Tuesday, April 8, 2014

Riding the Roller Coaster


Sunday, March 30th, 6:00pm

I’ve spent the weekend in Tbilisi and now it’s time to head back to my village. My host father is a marshutka driver so I get on his bus. About halfway home, a rather sociable (and possibly tipsy) woman from my village gets up and starts dancing. She motions for me to join. The next thing I know, I’m having a dance off in a moving vehicle and at least half a dozen camera phones are pointing at me. Our audience laughs and claps us on and a couple of boys from my second grade class even bust a few moves of their own.

Wednesday, April 2nd, 1:00pm

I have a break during 5th period on Wednesdays. I decide to spend the time outside chatting with students who are gathered outside, also enjoying a class off. Among them is one of the high school boys who attends English club. But doesn’t really know any English. He tells the students some story about his friend’s belt, then tries to translate to me, despite not knowing English. He keeps motioning to his belt, but I’m still not getting the story. So eventually I make a joke out of it and cover my eyes and say “me mastavlebeli!” Meaning, “I’m a teacher!” Everyone laughs, except for him. He then proceeds to apologize profusely throughout the rest of the day. That was probably not my smartest move.

5:00pm

The Irishman has come to visit and my host siblings, the director’s granddaughter (who can speak English well enough to communicate with) and a few other kids walk us to an old house in the village that has actually been excavated by archaeologists, and then to an old tower and church in a cemetery. It’s all cool to me, since I’m an aspiring archaeologist myself and I love old broken stuff. But in conversation, I learn that the kids weren’t outside because they had a break. They were just skipping. Furthermore, the other teachers assumed I knew this. Don’t get me wrong, a couple of them yelled out the window at a couple of the high schoolers, but teachers yelling at students is exhaustingly commonplace in Georgia, so I had believed the students when they waved it off and said “oh, nothing.”

Thursday, April 3rd, 11:00am

When I arrive at school that morning, the boy who was telling the story about the belt is at the door. I at once try to confront him about the skipping class issue, and communicate that the teachers think I am a bad teacher because they think I was encouraging the students to ignore them.

2:30pm

As I prepare for English Club, he asks to speak to me outside of the classroom for a minute, and hands me a mislead (albeit adorable) letter that he made the director’s granddaughter write for him, apologizing again about the belt incident and explaining the story more fully, because he doesn’t want me to think as if he’s really rude and bad gue. And he is sorry for the yesterday’s happen and hopes the letter will give me the right opinion about him.

It makes me smile, but still…..it feels like my life is defined by language barrier right now.

6:00pm

The twins are turning eleven today. I’m at a table with them and a few of their friends. Some homemade liquor is brought to the table and we are all poured a shot. Yes, all. We take turns making toasts, but don’t worry, no one gets drunk. To their credit, one refuses refills multiple times just because he doesn’t like liquor that much, and another because he still has homework to do.

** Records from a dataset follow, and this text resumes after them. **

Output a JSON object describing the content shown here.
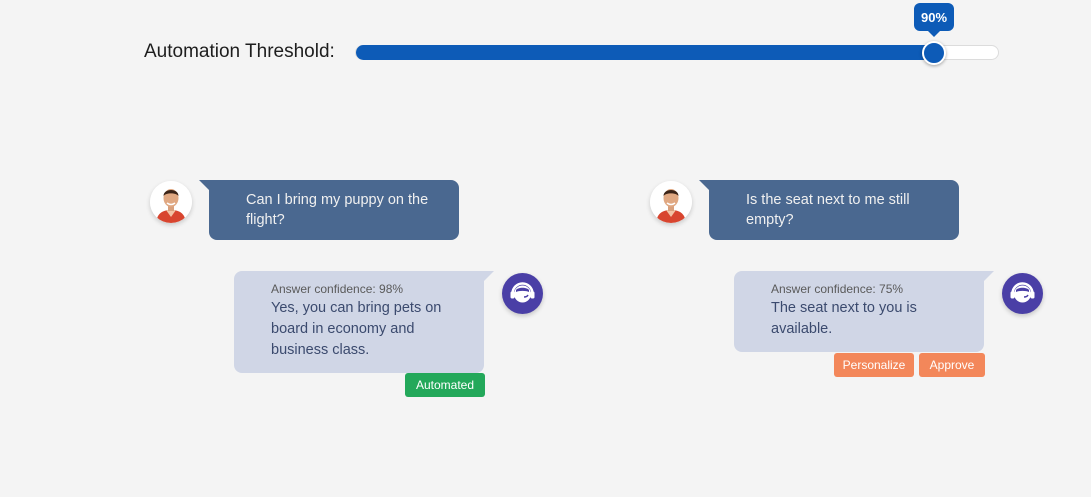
{
  "threshold": {
    "label": "Automation Threshold:",
    "value_percent": 90,
    "display": "90%"
  },
  "colors": {
    "accent": "#0d5bb7",
    "user_bubble": "#4a6890",
    "bot_bubble": "#d0d6e6",
    "automated": "#23a85a",
    "action": "#f3875a",
    "bot_avatar": "#4a3fa6"
  },
  "conversations": [
    {
      "question": "Can I bring my puppy on the flight?",
      "confidence": "Answer confidence: 98%",
      "answer": "Yes, you can bring pets on board in economy and business class.",
      "status": "Automated"
    },
    {
      "question": "Is the seat next to me still empty?",
      "confidence": "Answer confidence: 75%",
      "answer": "The seat next to you is available.",
      "actions": [
        "Personalize",
        "Approve"
      ]
    }
  ],
  "icons": {
    "user_avatar": "user-avatar-icon",
    "bot_avatar": "support-agent-icon"
  }
}
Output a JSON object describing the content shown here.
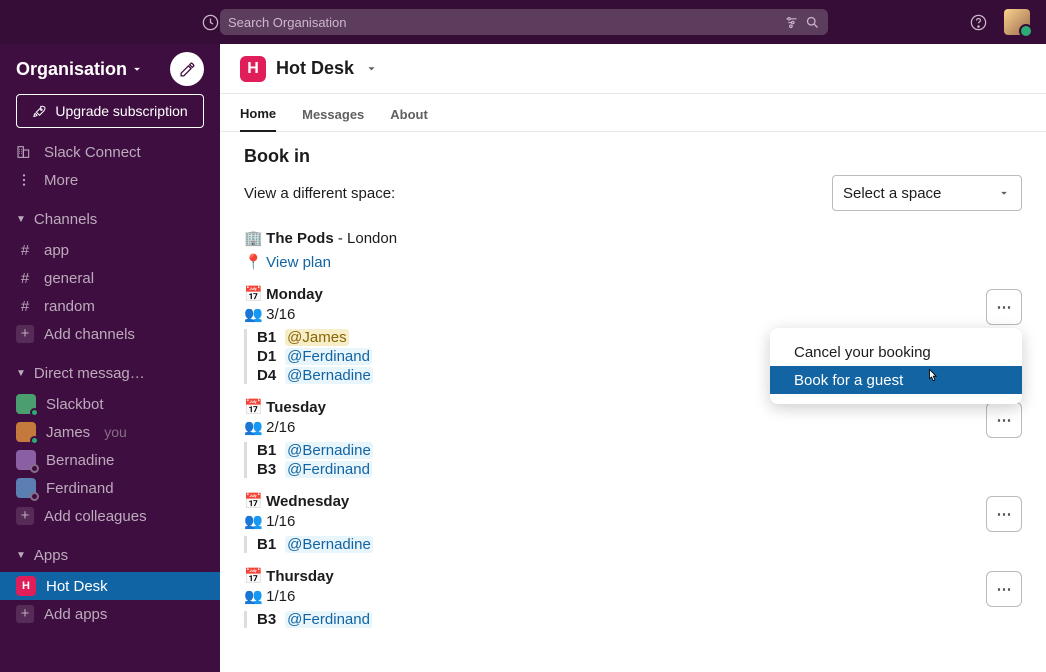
{
  "topbar": {
    "search_placeholder": "Search Organisation"
  },
  "sidebar": {
    "org_name": "Organisation",
    "upgrade_label": "Upgrade subscription",
    "quick": {
      "slack_connect": "Slack Connect",
      "more": "More"
    },
    "channels_header": "Channels",
    "channels": [
      "app",
      "general",
      "random"
    ],
    "add_channels": "Add channels",
    "dm_header": "Direct messag…",
    "dms": [
      {
        "name": "Slackbot",
        "you": false
      },
      {
        "name": "James",
        "you": true
      },
      {
        "name": "Bernadine",
        "you": false
      },
      {
        "name": "Ferdinand",
        "you": false
      }
    ],
    "you_label": "you",
    "add_colleagues": "Add colleagues",
    "apps_header": "Apps",
    "apps": [
      "Hot Desk"
    ],
    "add_apps": "Add apps"
  },
  "header": {
    "app_name": "Hot Desk"
  },
  "tabs": {
    "home": "Home",
    "messages": "Messages",
    "about": "About"
  },
  "book": {
    "title": "Book in",
    "view_space_label": "View a different space:",
    "select_placeholder": "Select a space",
    "space": {
      "name": "The Pods",
      "location": "London",
      "view_plan": "View plan"
    },
    "days": [
      {
        "name": "Monday",
        "count": "3/16",
        "bookings": [
          {
            "slot": "B1",
            "user": "@James",
            "self": true
          },
          {
            "slot": "D1",
            "user": "@Ferdinand",
            "self": false
          },
          {
            "slot": "D4",
            "user": "@Bernadine",
            "self": false
          }
        ],
        "popup": {
          "cancel": "Cancel your booking",
          "guest": "Book for a guest"
        }
      },
      {
        "name": "Tuesday",
        "count": "2/16",
        "bookings": [
          {
            "slot": "B1",
            "user": "@Bernadine",
            "self": false
          },
          {
            "slot": "B3",
            "user": "@Ferdinand",
            "self": false
          }
        ]
      },
      {
        "name": "Wednesday",
        "count": "1/16",
        "bookings": [
          {
            "slot": "B1",
            "user": "@Bernadine",
            "self": false
          }
        ]
      },
      {
        "name": "Thursday",
        "count": "1/16",
        "bookings": [
          {
            "slot": "B3",
            "user": "@Ferdinand",
            "self": false
          }
        ]
      }
    ]
  }
}
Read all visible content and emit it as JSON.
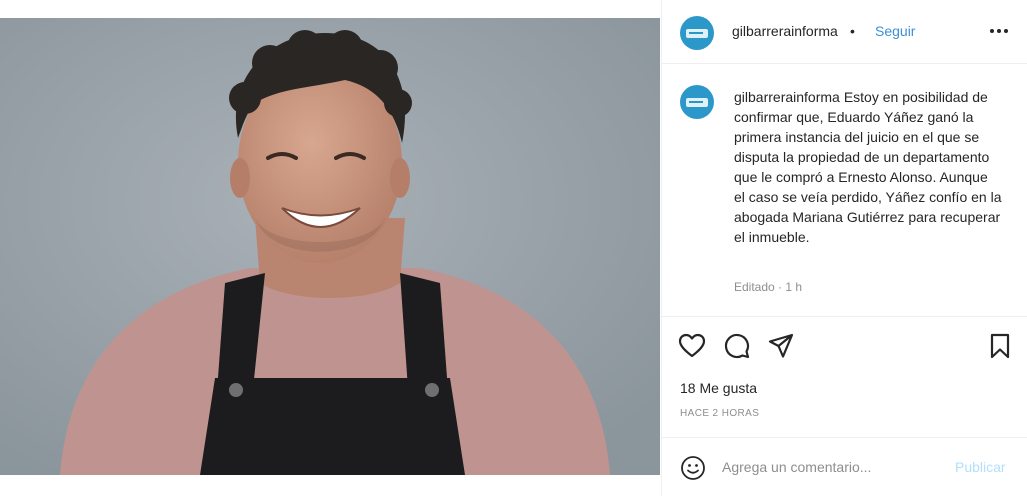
{
  "post": {
    "username": "gilbarrerainforma",
    "separator": "•",
    "follow_label": "Seguir",
    "caption_user": "gilbarrerainforma",
    "caption_text": "Estoy en posibilidad de confirmar que, Eduardo Yáñez ganó la primera instancia del juicio en el que se disputa la propiedad de un departamento que le compró a Ernesto Alonso. Aunque el caso se veía perdido, Yáñez confío en la abogada Mariana Gutiérrez para recuperar el inmueble.",
    "edited_label": "Editado · 1 h",
    "likes_label": "18 Me gusta",
    "timestamp_label": "HACE 2 HORAS"
  },
  "comment": {
    "placeholder": "Agrega un comentario...",
    "publish_label": "Publicar"
  },
  "icons": {
    "more": "more-options-icon",
    "like": "heart-icon",
    "comment": "comment-bubble-icon",
    "share": "paper-plane-icon",
    "save": "bookmark-icon",
    "emoji": "emoji-smiley-icon"
  },
  "colors": {
    "accent": "#3c8fd6",
    "avatar_bg": "#2c97c9",
    "muted": "#8e8e8e",
    "publish_disabled": "#b2dffc"
  }
}
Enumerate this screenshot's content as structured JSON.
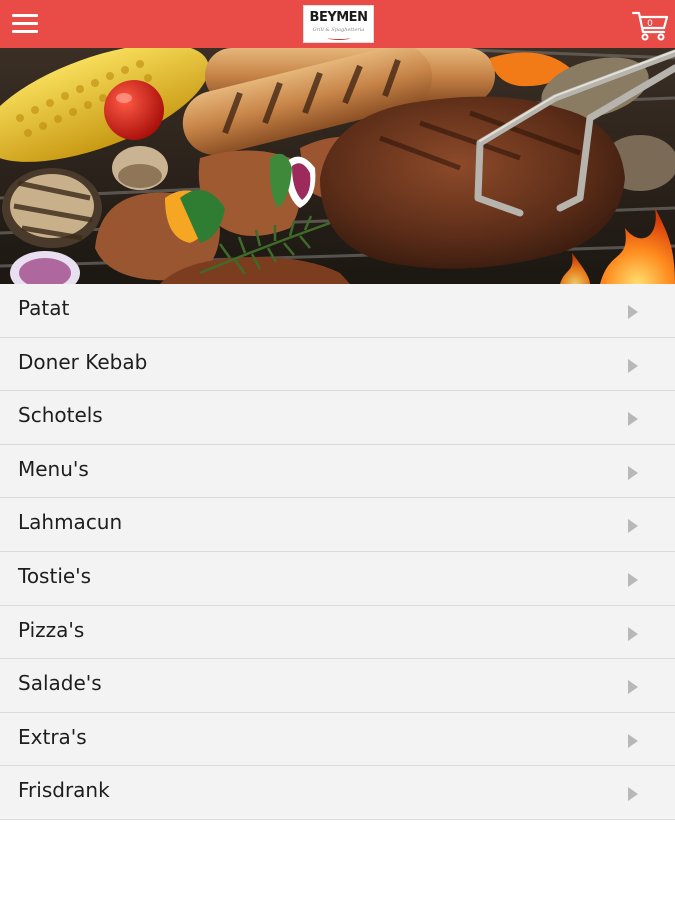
{
  "header": {
    "logo_main": "BEYMEN",
    "logo_sub": "Grill & Spaghetteria",
    "cart_count": "0",
    "menu_icon": "hamburger-menu-icon",
    "cart_icon": "shopping-cart-icon",
    "color": "#e94b47"
  },
  "hero": {
    "image": "grilled-meats-and-vegetables-on-barbecue"
  },
  "menu": {
    "items": [
      {
        "label": "Patat"
      },
      {
        "label": "Doner Kebab"
      },
      {
        "label": "Schotels"
      },
      {
        "label": "Menu's"
      },
      {
        "label": "Lahmacun"
      },
      {
        "label": "Tostie's"
      },
      {
        "label": "Pizza's"
      },
      {
        "label": "Salade's"
      },
      {
        "label": "Extra's"
      },
      {
        "label": "Frisdrank"
      }
    ],
    "arrow_icon": "chevron-right-icon"
  }
}
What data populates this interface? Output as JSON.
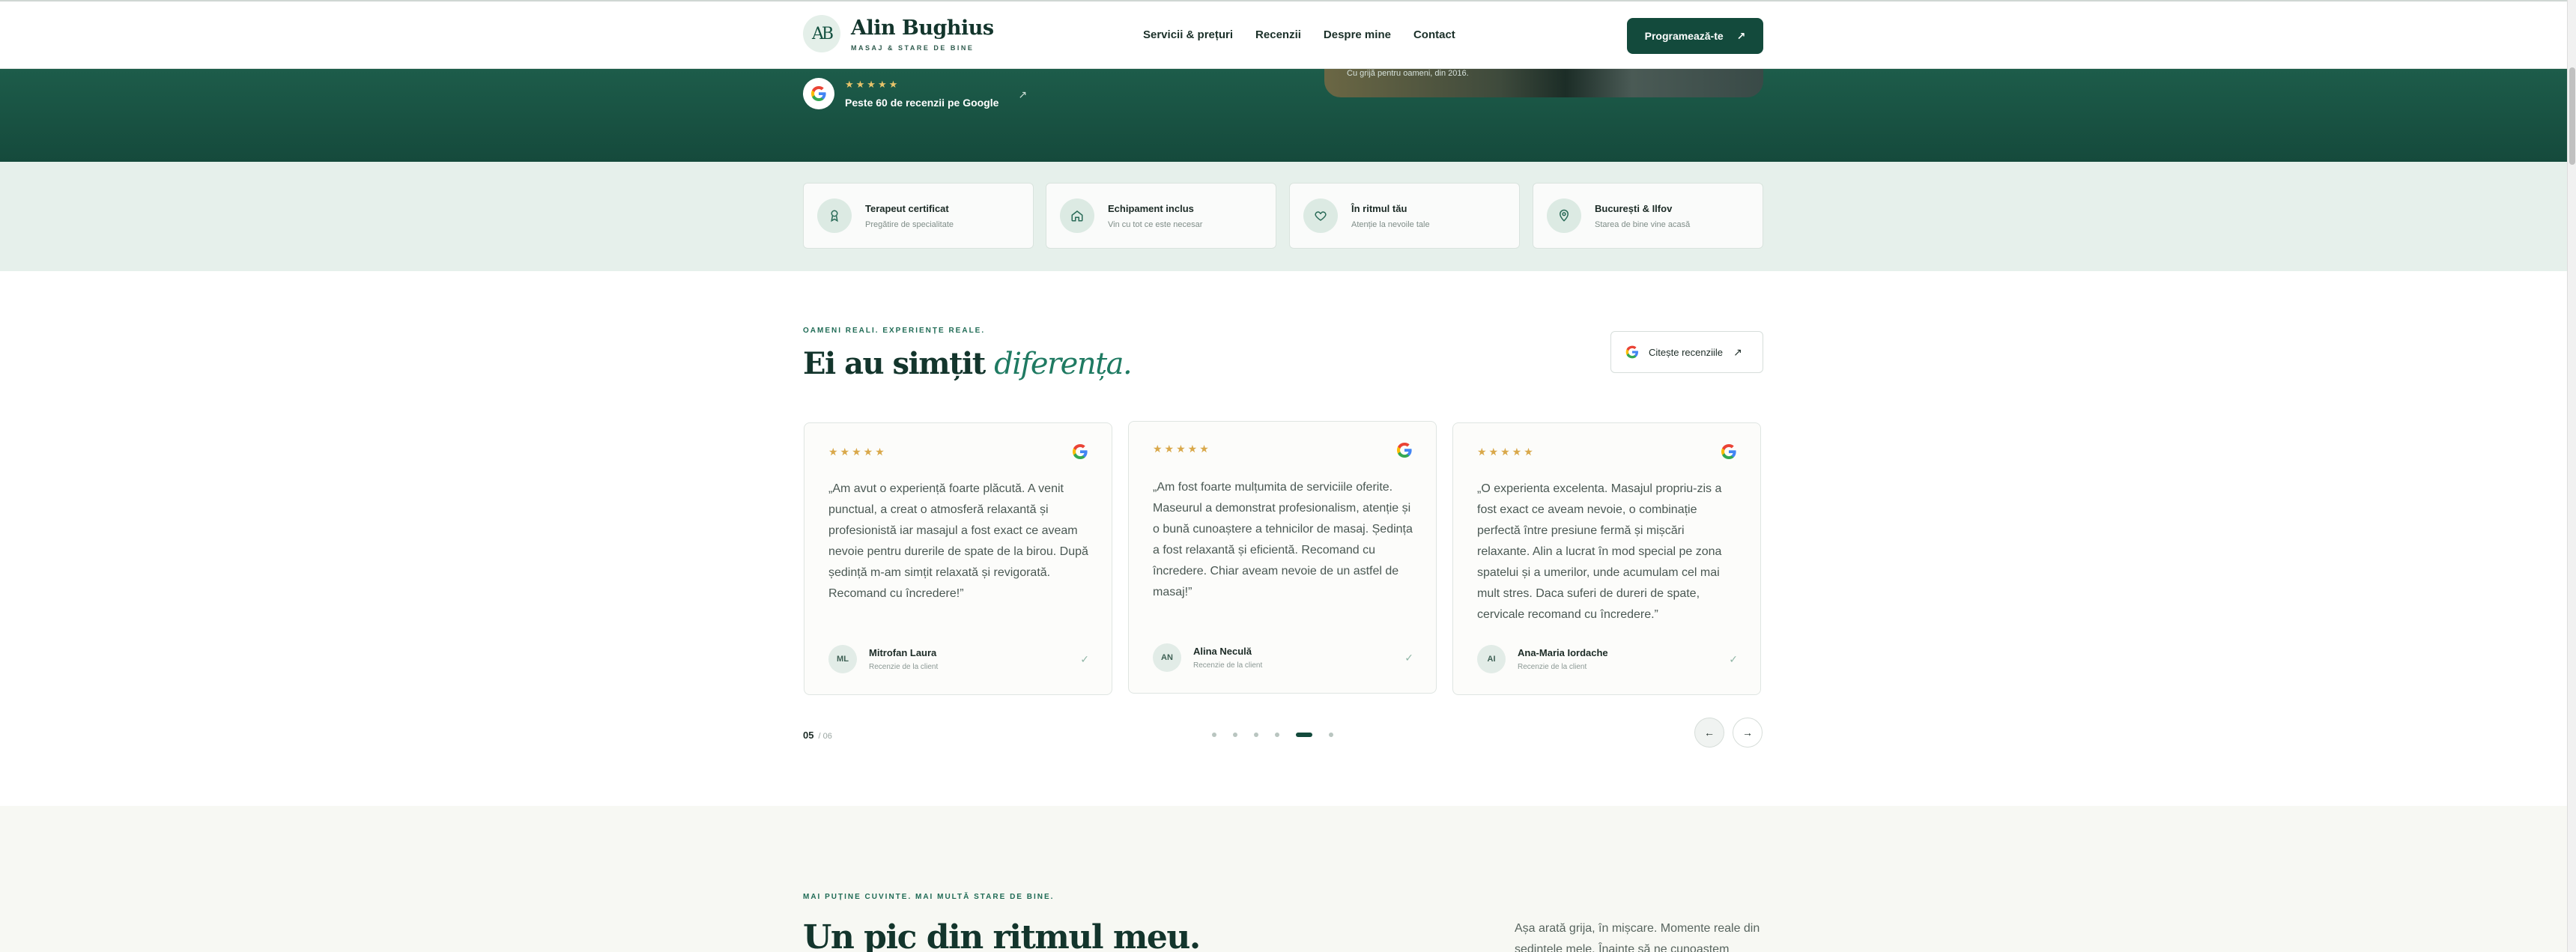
{
  "header": {
    "logo_mark": "AB",
    "logo_title": "Alin Bughius",
    "logo_sub": "MASAJ & STARE DE BINE",
    "nav": [
      "Servicii & prețuri",
      "Recenzii",
      "Despre mine",
      "Contact"
    ],
    "cta_label": "Programează-te"
  },
  "hero": {
    "photo_caption": "Cu grijă pentru oameni, din 2016.",
    "google_stars": "★★★★★",
    "google_reviews": "Peste 60 de recenzii pe Google"
  },
  "features": [
    {
      "title": "Terapeut certificat",
      "desc": "Pregătire de specialitate",
      "icon": "award-icon"
    },
    {
      "title": "Echipament inclus",
      "desc": "Vin cu tot ce este necesar",
      "icon": "home-icon"
    },
    {
      "title": "În ritmul tău",
      "desc": "Atenție la nevoile tale",
      "icon": "heart-icon"
    },
    {
      "title": "București & Ilfov",
      "desc": "Starea de bine vine acasă",
      "icon": "location-pin-icon"
    }
  ],
  "reviews": {
    "kicker": "OAMENI REALI. EXPERIENȚE REALE.",
    "heading_main": "Ei au simțit ",
    "heading_accent": "diferența.",
    "read_button": "Citește recenziile",
    "cards": [
      {
        "stars": "★★★★★",
        "text": "„Am avut o experiență foarte plăcută. A venit punctual, a creat o atmosferă relaxantă și profesionistă iar masajul a fost exact ce aveam nevoie pentru durerile de spate de la birou. După ședință m-am simțit relaxată și revigorată. Recomand cu încredere!”",
        "initials": "ML",
        "name": "Mitrofan Laura",
        "source": "Recenzie de la client"
      },
      {
        "stars": "★★★★★",
        "text": "„Am fost foarte mulțumita de serviciile oferite. Maseurul a demonstrat profesionalism, atenție și o bună cunoaștere a tehnicilor de masaj. Ședința a fost relaxantă și eficientă. Recomand cu încredere. Chiar aveam nevoie de un astfel de masaj!”",
        "initials": "AN",
        "name": "Alina Neculă",
        "source": "Recenzie de la client"
      },
      {
        "stars": "★★★★★",
        "text": "„O experienta excelenta. Masajul propriu-zis a fost exact ce aveam nevoie, o combinație perfectă între presiune fermă și mișcări relaxante. Alin a lucrat în mod special pe zona spatelui și a umerilor, unde acumulam cel mai mult stres. Daca suferi de dureri de spate, cervicale recomand cu încredere.”",
        "initials": "AI",
        "name": "Ana-Maria Iordache",
        "source": "Recenzie de la client"
      }
    ],
    "pager_current": "05",
    "pager_total": "/ 06",
    "prev_label": "←",
    "next_label": "→"
  },
  "next_section": {
    "kicker": "MAI PUȚINE CUVINTE. MAI MULTĂ STARE DE BINE.",
    "heading": "Un pic din ritmul meu.",
    "paragraph": "Așa arată grija, în mișcare. Momente reale din ședințele mele. Înainte să ne cunoaștem"
  }
}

Everyone heads outside after dinner to watch the twins light heart-shaped paper lanterns. I’m still upset and frustrated by all of the misunderstandings from the past couple of days, but I force myself to drink this in. Because moments like these-seeing the light from the lanterns flicker over the smiling faces of my host siblings, running around with the kids to see if a lantern is going to land on the roof, and watching each drift further and further until it’s just another star twinkling in the sky-these are the beautiful moments. And they’re a lot easier to miss than the ugly ones.  

Tuesday, April 8th, 8:00pm

The weekend was kind of relaxing yet kind of exhausting. I went with some friends to the seaside city of Batumi. It was beautiful, but a couple of freshman at their first party got too drunk and needed a lot of taking-care-of. And by freshman at their first party I mean adults who should have known better. But I still got to see my friends and the sea. And was able to speak in English and have people actually understand.

And tomorrow I leave for mid-semester training, which means I get the rest of the week off from school, AND I get to see my friends.

But now I get a call from the director’s granddaughter, the one who speaks English. She was a friend and more or less the English life-line of the volunteer before me, and she understands some of the differences between American and Georgian culture. She warns me that some of the things she has heard the other children and teachers say don’t line up with her perception of me, and that my outgoing behavior is read differently by Georgians, especially in regard to the high school boys. And the one mentioned by name isn’t even the one I made the belt joke to.

Right, I thought this wall seemed really thick. I guess I should have realized it was actually two walls…language barrier AND cultural barrier. Of course.